An RSA problem and a new Groebner basis algorithm

Michael Monagan, SFU

I wish to present an unsolved number theoretic problem which 
comes from the RSA encryption system.  After this I wish to
briefly present a new result of Faugere for computing
Grobner bases which was presented last week at ISSAC in Lille.

A theorem of Direchlet from 1849 states:
If a and b are random integers then the probability
that they are relative prime is 6/Pi^2 = 0.60793...
If we could show that a sequence of integers c1, c2, c3, ... arising
from RSA encryption are sufficiently random, then we would have
a new proof that computing the decryption exponent d in the RSA
encryption system is (random) polynomial time equivalent to
factoring n.  I will show how the integers c1,c2,c3, arise
and give some evidence that they are reasonably random.
It remains to show that the algorithm always works.

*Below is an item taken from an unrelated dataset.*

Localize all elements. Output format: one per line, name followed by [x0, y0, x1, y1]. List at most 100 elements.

Buchberger's algorithm for computing a Grobner basis needs to
reducd so called S-polynomials by the current basis.
Since most of the time is wasted reducing S-polynomials to
zero Buchberger and others have identified ``tests'' that can,
with little work, identify which S-polynomials will reduce
to zero in advance.  Faugere has presented a new test which
essentially eliminates all redundant S-polynomial reductions.